I have a problem with the parallel version of a numerical simulation program for smoke and heat transport from fires, which is called FDS (see www.fds-smv.net). This program is written in Fortran90 (except of one routine in C) and compiled with the Intel 10.1 compiler. FDS can be executed in a serial as well as a parallel way. During the last years I used FDS on a Linux-cluster of up to 18 Intel-Xeon nodes without namable problems. Now, I am concerned with the porting of FDS to a new Windows cluster. The first problem consisted in the fact that I had to use several additional compiler options (/Qftz /fpe3 /Qzero) to get the code to run.
Now, the code can be started on different numbers of processors of the Windows-cluster without any problem, but the runtime behaviour is different from that on the Linux-cluster: The code runs for many hours (normal applications may take one or more weeks!), then it stagnates while still having the indication 'Running' in the job manager of the Windows HPC cluster.

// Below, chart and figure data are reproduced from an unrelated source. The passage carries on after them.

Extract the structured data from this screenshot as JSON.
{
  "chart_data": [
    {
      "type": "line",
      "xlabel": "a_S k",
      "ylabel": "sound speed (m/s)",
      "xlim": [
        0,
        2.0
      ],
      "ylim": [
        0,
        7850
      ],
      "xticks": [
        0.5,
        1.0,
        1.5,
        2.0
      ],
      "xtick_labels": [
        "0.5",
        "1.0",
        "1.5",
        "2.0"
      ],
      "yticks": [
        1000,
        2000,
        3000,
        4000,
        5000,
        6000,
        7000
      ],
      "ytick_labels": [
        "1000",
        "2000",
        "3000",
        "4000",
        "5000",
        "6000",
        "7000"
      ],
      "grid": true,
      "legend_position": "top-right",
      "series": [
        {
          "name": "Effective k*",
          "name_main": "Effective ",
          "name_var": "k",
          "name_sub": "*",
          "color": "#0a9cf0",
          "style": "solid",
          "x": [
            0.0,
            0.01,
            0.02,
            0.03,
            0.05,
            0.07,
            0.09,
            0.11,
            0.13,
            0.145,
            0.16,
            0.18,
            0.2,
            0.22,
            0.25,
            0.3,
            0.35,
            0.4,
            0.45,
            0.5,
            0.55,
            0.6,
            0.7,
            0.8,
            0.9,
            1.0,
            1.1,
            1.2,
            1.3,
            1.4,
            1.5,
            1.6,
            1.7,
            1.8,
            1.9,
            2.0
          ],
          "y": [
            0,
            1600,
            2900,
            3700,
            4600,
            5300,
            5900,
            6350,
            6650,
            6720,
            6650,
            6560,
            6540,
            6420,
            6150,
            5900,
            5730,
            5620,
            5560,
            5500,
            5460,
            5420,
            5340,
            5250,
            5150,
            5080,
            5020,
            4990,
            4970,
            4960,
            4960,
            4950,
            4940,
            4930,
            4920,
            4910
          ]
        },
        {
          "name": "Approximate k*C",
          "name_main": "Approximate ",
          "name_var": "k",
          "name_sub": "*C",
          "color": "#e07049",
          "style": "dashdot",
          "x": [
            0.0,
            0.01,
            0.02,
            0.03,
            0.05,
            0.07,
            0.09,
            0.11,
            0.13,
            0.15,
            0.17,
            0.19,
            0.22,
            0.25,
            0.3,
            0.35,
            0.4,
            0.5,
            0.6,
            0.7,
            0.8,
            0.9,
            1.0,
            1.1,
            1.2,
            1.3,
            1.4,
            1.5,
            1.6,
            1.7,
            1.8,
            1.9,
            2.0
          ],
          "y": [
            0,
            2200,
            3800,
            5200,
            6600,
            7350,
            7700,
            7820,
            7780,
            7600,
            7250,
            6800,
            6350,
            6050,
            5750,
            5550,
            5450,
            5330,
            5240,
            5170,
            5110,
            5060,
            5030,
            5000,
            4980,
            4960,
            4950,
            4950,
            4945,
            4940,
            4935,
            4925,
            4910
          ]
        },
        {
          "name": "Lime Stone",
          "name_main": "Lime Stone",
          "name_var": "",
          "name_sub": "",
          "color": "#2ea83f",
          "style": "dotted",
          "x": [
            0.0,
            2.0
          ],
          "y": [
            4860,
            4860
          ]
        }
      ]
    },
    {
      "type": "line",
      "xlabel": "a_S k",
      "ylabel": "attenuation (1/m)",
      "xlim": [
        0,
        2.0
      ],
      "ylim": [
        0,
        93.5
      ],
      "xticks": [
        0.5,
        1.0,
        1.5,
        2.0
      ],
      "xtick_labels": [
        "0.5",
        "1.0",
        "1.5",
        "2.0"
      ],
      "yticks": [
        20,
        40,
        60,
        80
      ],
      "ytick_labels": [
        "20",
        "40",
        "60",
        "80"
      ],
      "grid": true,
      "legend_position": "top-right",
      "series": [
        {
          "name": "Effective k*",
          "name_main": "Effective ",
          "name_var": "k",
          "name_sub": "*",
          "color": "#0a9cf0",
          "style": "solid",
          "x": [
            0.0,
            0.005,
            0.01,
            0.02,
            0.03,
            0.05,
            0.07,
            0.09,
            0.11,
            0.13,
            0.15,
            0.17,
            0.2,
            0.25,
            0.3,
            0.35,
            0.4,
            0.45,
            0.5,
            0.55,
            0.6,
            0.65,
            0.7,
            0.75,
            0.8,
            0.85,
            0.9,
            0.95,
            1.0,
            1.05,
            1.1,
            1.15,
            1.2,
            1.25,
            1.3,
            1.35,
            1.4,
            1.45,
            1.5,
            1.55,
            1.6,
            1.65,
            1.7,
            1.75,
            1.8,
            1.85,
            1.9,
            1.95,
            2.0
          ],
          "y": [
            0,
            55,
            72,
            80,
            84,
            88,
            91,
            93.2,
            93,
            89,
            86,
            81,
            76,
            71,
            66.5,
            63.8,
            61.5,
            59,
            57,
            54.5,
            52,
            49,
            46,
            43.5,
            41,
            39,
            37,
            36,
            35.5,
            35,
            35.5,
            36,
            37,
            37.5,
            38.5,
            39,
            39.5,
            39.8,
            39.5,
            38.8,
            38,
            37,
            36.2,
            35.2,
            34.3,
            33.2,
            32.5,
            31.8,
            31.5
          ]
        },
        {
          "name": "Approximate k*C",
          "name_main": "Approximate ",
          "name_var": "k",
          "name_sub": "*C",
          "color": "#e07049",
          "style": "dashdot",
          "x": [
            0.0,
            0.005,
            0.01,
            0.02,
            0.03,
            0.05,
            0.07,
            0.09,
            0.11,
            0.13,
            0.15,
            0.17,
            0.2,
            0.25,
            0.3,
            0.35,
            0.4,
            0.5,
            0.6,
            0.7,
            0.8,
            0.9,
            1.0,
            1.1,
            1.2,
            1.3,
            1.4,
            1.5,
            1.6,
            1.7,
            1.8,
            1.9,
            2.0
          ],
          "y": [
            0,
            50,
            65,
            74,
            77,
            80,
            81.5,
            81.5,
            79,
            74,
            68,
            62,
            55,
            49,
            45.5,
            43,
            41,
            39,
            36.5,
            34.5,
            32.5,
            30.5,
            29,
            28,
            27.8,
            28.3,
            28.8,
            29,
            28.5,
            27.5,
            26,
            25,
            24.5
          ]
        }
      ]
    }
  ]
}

Obviously there are some problems with the MPI-communication routines: Several processes seem to wait for others (staying employed), resp. they iterate much faster than other ones although each iteration uses a MPI_BARRIER-command for synchronization!!

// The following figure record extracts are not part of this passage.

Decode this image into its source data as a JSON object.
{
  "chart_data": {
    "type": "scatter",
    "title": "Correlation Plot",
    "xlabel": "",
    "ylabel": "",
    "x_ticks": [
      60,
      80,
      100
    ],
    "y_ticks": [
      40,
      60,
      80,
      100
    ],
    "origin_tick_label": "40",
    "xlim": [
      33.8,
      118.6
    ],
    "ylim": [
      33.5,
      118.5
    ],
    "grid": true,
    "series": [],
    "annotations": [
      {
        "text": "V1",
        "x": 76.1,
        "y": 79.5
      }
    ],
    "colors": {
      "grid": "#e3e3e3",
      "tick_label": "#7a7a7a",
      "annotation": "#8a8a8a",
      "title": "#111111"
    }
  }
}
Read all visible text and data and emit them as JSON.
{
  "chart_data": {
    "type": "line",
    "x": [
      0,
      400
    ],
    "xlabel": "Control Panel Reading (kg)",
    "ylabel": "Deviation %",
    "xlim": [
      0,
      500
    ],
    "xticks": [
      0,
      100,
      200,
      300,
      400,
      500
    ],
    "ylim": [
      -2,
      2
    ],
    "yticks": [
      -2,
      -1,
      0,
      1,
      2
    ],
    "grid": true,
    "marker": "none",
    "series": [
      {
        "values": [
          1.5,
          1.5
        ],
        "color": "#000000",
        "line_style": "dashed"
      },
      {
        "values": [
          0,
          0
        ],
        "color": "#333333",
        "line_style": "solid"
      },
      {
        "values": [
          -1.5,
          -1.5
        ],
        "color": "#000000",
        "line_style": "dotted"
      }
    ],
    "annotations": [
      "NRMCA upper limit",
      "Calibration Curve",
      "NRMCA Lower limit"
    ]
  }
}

This problem doesn't occur at all on the Linux-Cluster where the same code with Intel compilation runs for weeks without any changing of the code!!! After searching and debugging for many days I haven't any idea what to do next and would be very grateful if somebody could give me an advice how this problem can be solved. Is this a known problem and has somebody else similar problems, respectively?
Many thanks in advance,
Could you please clarify which MPI implementation do you use? Do I understand right that you have Windows HPC 2008 based cluster?
I'm not familiar with your particular issue but the problem may be caused even an OS issue. For instance it wasknown problem in Windows Server 2003. A network communication program may stop respondingwhen you use Windows Server 2003 to implement Winsock Direct in a fast SAN environmenthttp://support.microsoft.com/?kbid=910481
many thanks for your reply! Yes, we use a Windows HPC 2008 cluster with the Microsoft-MPI-version MSMPI. Probably, it's worthwhile trying the standard MPI-version. It really seems to be a communication problem or at least to be related to something like that because it shouldn't be possible for single processes to start the next iteration if the others haven't passed the MPI_BARRIER-command in the precedent iteration before. But exactly this happens, particularly with hundreds of iterations difference between single processes! I will follow your hint and check, if their is a relation.

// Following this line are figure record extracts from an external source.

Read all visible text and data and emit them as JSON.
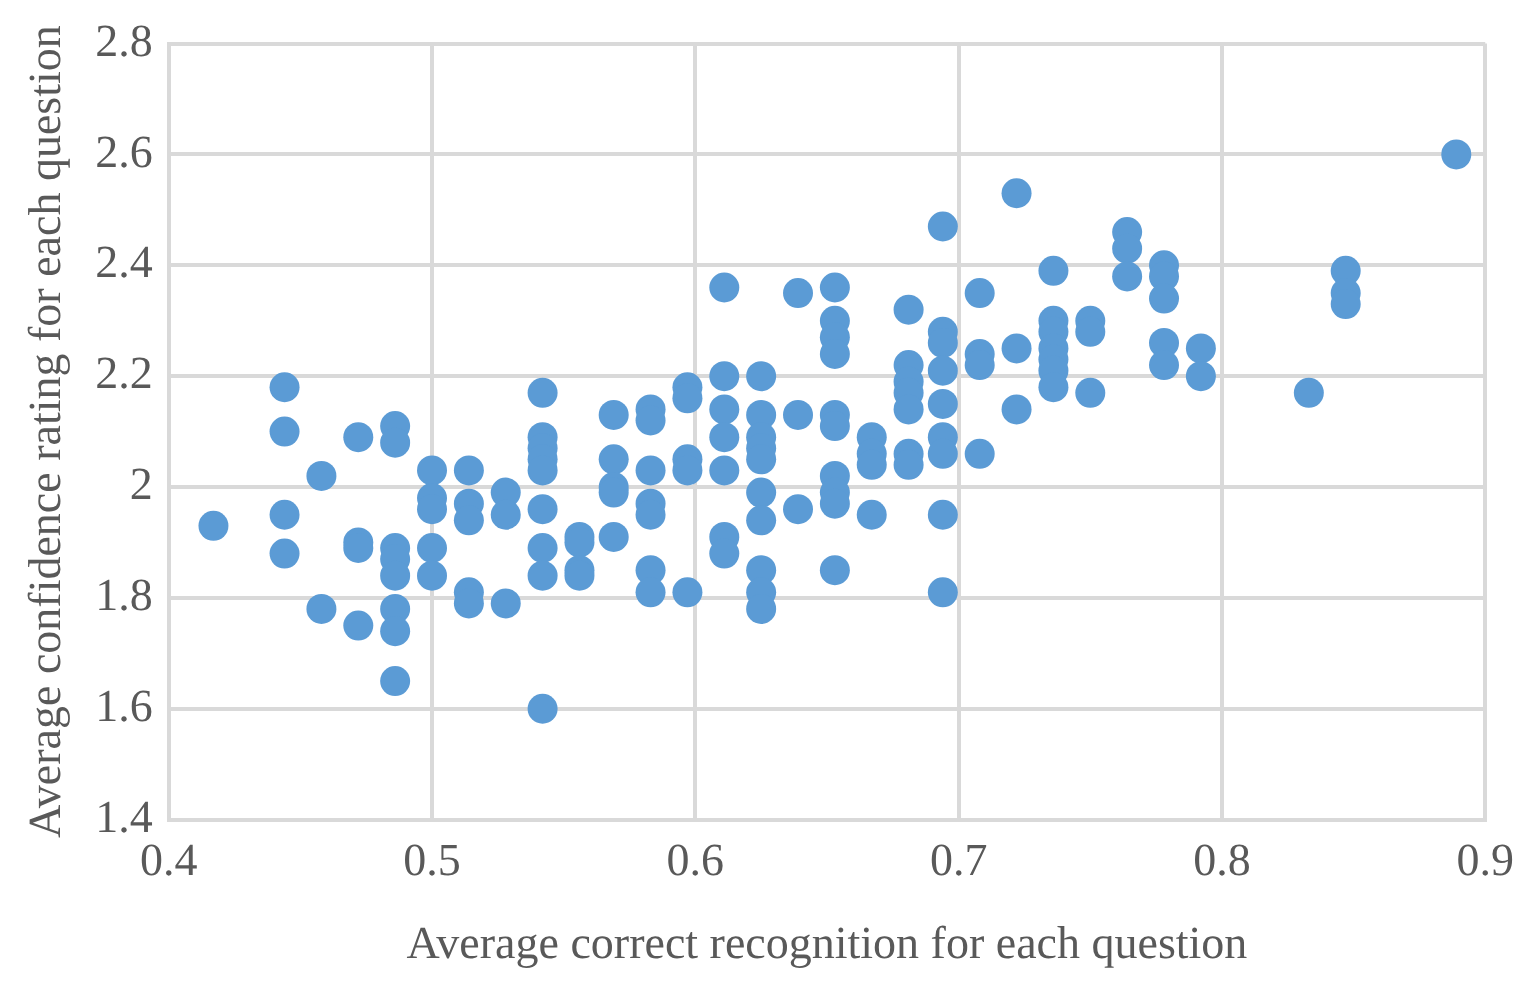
{
  "chart_data": {
    "type": "scatter",
    "xlabel": "Average correct recognition for each question",
    "ylabel": "Average confidence rating for each question",
    "x": [
      0.417,
      0.444,
      0.444,
      0.444,
      0.444,
      0.458,
      0.458,
      0.472,
      0.472,
      0.472,
      0.472,
      0.486,
      0.486,
      0.486,
      0.486,
      0.486,
      0.486,
      0.486,
      0.486,
      0.5,
      0.5,
      0.5,
      0.5,
      0.5,
      0.514,
      0.514,
      0.514,
      0.514,
      0.514,
      0.528,
      0.528,
      0.528,
      0.542,
      0.542,
      0.542,
      0.542,
      0.542,
      0.542,
      0.542,
      0.542,
      0.542,
      0.556,
      0.556,
      0.556,
      0.556,
      0.569,
      0.569,
      0.569,
      0.569,
      0.569,
      0.583,
      0.583,
      0.583,
      0.583,
      0.583,
      0.583,
      0.583,
      0.597,
      0.597,
      0.597,
      0.597,
      0.597,
      0.611,
      0.611,
      0.611,
      0.611,
      0.611,
      0.611,
      0.611,
      0.625,
      0.625,
      0.625,
      0.625,
      0.625,
      0.625,
      0.625,
      0.625,
      0.625,
      0.625,
      0.639,
      0.639,
      0.639,
      0.653,
      0.653,
      0.653,
      0.653,
      0.653,
      0.653,
      0.653,
      0.653,
      0.653,
      0.653,
      0.667,
      0.667,
      0.667,
      0.667,
      0.681,
      0.681,
      0.681,
      0.681,
      0.681,
      0.681,
      0.681,
      0.694,
      0.694,
      0.694,
      0.694,
      0.694,
      0.694,
      0.694,
      0.694,
      0.694,
      0.708,
      0.708,
      0.708,
      0.708,
      0.722,
      0.722,
      0.722,
      0.736,
      0.736,
      0.736,
      0.736,
      0.736,
      0.736,
      0.736,
      0.75,
      0.75,
      0.75,
      0.764,
      0.764,
      0.764,
      0.778,
      0.778,
      0.778,
      0.778,
      0.778,
      0.792,
      0.792,
      0.833,
      0.847,
      0.847,
      0.847,
      0.889
    ],
    "series": [
      {
        "color": "#5b9bd5",
        "values": [
          1.93,
          2.18,
          2.1,
          1.95,
          1.88,
          2.02,
          1.78,
          2.09,
          1.9,
          1.89,
          1.75,
          2.11,
          2.08,
          1.89,
          1.87,
          1.84,
          1.78,
          1.74,
          1.65,
          2.03,
          1.98,
          1.96,
          1.89,
          1.84,
          2.03,
          1.97,
          1.94,
          1.81,
          1.79,
          1.99,
          1.95,
          1.79,
          2.17,
          2.09,
          2.07,
          2.05,
          2.03,
          1.96,
          1.89,
          1.84,
          1.6,
          1.91,
          1.9,
          1.85,
          1.84,
          2.13,
          2.05,
          2.0,
          1.99,
          1.91,
          2.14,
          2.12,
          2.03,
          1.97,
          1.95,
          1.85,
          1.81,
          2.18,
          2.16,
          2.05,
          2.03,
          1.81,
          2.36,
          2.2,
          2.14,
          2.09,
          2.03,
          1.91,
          1.88,
          2.2,
          2.13,
          2.09,
          2.07,
          2.05,
          1.99,
          1.94,
          1.85,
          1.81,
          1.78,
          2.35,
          2.13,
          1.96,
          2.36,
          2.3,
          2.27,
          2.24,
          2.13,
          2.11,
          2.02,
          1.99,
          1.97,
          1.85,
          2.09,
          2.06,
          2.04,
          1.95,
          2.32,
          2.22,
          2.19,
          2.17,
          2.14,
          2.06,
          2.04,
          2.47,
          2.28,
          2.26,
          2.21,
          2.15,
          2.09,
          2.06,
          1.95,
          1.81,
          2.35,
          2.24,
          2.22,
          2.06,
          2.53,
          2.25,
          2.14,
          2.39,
          2.3,
          2.28,
          2.25,
          2.23,
          2.21,
          2.18,
          2.3,
          2.28,
          2.17,
          2.46,
          2.43,
          2.38,
          2.4,
          2.38,
          2.34,
          2.26,
          2.22,
          2.25,
          2.2,
          2.17,
          2.39,
          2.35,
          2.33,
          2.6
        ]
      }
    ],
    "xlim": [
      0.4,
      0.9
    ],
    "xticks": [
      0.4,
      0.5,
      0.6,
      0.7,
      0.8,
      0.9
    ],
    "ylim": [
      1.4,
      2.8
    ],
    "yticks": [
      1.4,
      1.6,
      1.8,
      2,
      2.2,
      2.4,
      2.6,
      2.8
    ],
    "grid": true,
    "legend": false,
    "marker": "circle"
  }
}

Probably you may also want to try other MPI implementations and their various tuning options as well. Personally for me it is interesting to check the Intel MPI Library behavior in your environment. You may get an evaluation version at http://www.intel.com/go/mpi if you will decide to try it.
yes, I will do, because it can't be a problem of the code itself, but must have something to do with some system properties. And the biggest difference to the running Linux-version is the MPI-version. I will test the evaluation version as you mentioned.
Many thanks again